The question of the “excess of selling price over the cost of production” in these industries has been well ascertained. A cost of production according to economists, implies |COST OF PRODUCTION.| cost of materials used; salaries, wages, rent, taxes, insurance, repairs paid; waste of machinery, instruments, and of other capital valued; in short, it implies all expenses, including reasonable percentage on stock and reasonable remuneration for the troubles of capitalists and entrepreneurs. And all these expenses must be collected by means of selling prices from consumers of the products. While what is unreasonable in such prices under ordinary circumstances is called an “excess of selling price over the cost of production.” This excess was raised by the trusts up to 12.95 per cent in 1890.[[139]]

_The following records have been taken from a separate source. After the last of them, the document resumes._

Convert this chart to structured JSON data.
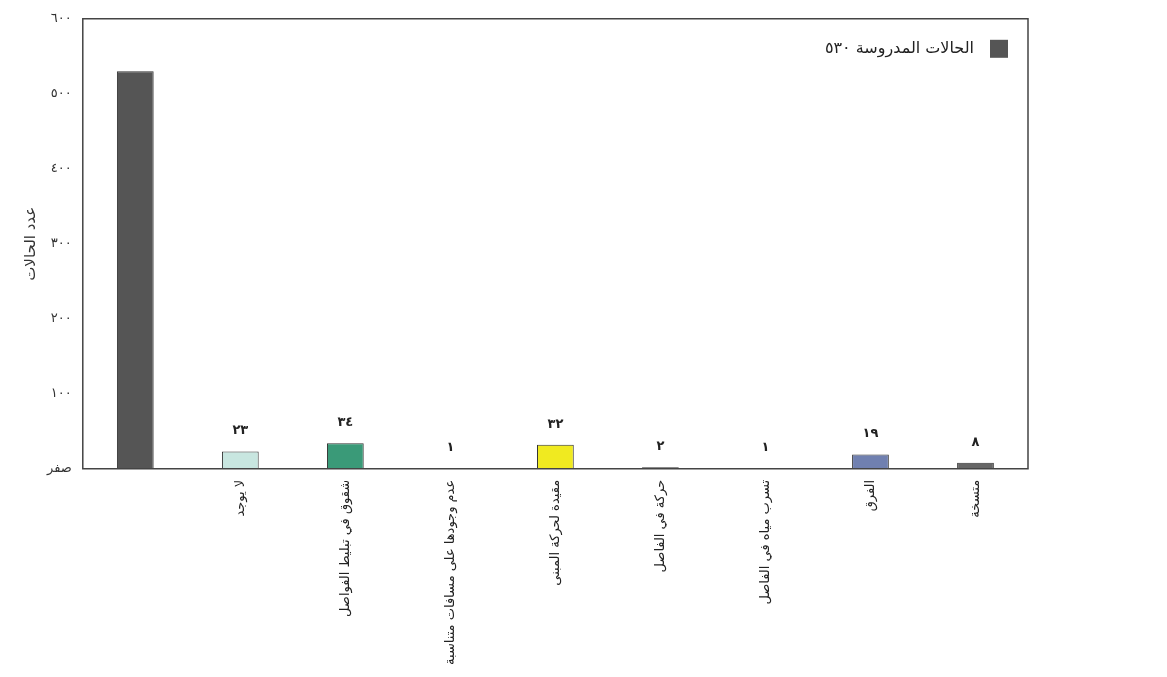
{
  "chart_data": {
    "type": "bar",
    "ylabel": "عدد الحالات",
    "categories": [
      null,
      "لا يوجد",
      "شقوق في تبليط الفواصل",
      "عدم وجودها على مسافات متناسبة",
      "مقيدة لحركة المبنى",
      "حركة في الفاصل",
      "تسرب مياه في الفاصل",
      "الفرق",
      "متسخة"
    ],
    "series": [
      {
        "name": "الحالات المدروسة ٥٣٠",
        "color": "#555555",
        "colors": [
          "#555555",
          "#c8e6e0",
          "#3a9a78",
          "#888888",
          "#f0ea20",
          "#888888",
          "#888888",
          "#7080b0",
          "#666666"
        ],
        "values": [
          530,
          23,
          34,
          1,
          32,
          2,
          1,
          19,
          8
        ],
        "value_labels": [
          null,
          "٢٣",
          "٣٤",
          "١",
          "٣٢",
          "٢",
          "١",
          "١٩",
          "٨"
        ]
      }
    ],
    "ylim": [
      0,
      600
    ],
    "yticks": [
      {
        "value": 0,
        "label": "صفر"
      },
      {
        "value": 100,
        "label": "١٠٠"
      },
      {
        "value": 200,
        "label": "٢٠٠"
      },
      {
        "value": 300,
        "label": "٣٠٠"
      },
      {
        "value": 400,
        "label": "٤٠٠"
      },
      {
        "value": 500,
        "label": "٥٠٠"
      },
      {
        "value": 600,
        "label": "٦٠٠"
      }
    ],
    "grid": false,
    "legend": "top right"
  }
}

If then we take the selling prices even of the total profits of $1,116,000,000 of the manufacture and mechanical trades for the year 1890,[[140]] and subtract this excess from |EXTORTION FROM THE PUBLIC.| it, we find that the excess amounted to $144,522,000 in one year. Admitting that the above percentage sustained some fluctuations, we cannot but think that, with the increasing activity in combinations of the trusts, this percentage of the excess must have increased soon after that year. So that the average of it, from 1891 to 1897 inclusive, must have been carried on by the trusts in different ways and means. If so, then they must have exacted from the consuming public fully $1,011,654,000 worth of its wealth, as an excess of selling price over the cost of production of the goods consumed. This loss of the public wealth, of course, does not exclude the losses of the families worth $5,000 and over; nor does it include any relation to exports of the products of these trades. The loss simply indicates an extortion from the public by perverted morality and profound selfishness of the combines.

The next item in the concentration of wealth has been drawn from the agricultural regions.

It has been estimated that the wages and earnings of all farmers from 1890 to 1895 have fallen over 20 per cent;[[141]] and that 8,497,000 persons engaged in agriculture |SPECIAL LOSSES OF THE FARMERS.| have suffered from the fall, according to the estimates of Dr. Spahr,[[142]] which he based upon various reports. If, however, we admit only 10 cents of this loss from every person, every labor day, in favor of the various monopolies, trusts and combinations which use the raw materials and transport the agricultural materials and products, we find that in about 266 working days in one year the above people lost $226,020,200 worth of their products. Distributing these losses equally over seven years we find that these people have lost and the monopolies, etc., have gained about $1,582,141,400 worth of their wealth for nothing. And this is only the minimum loss that was carried throughout the period of seven years, as constant drain.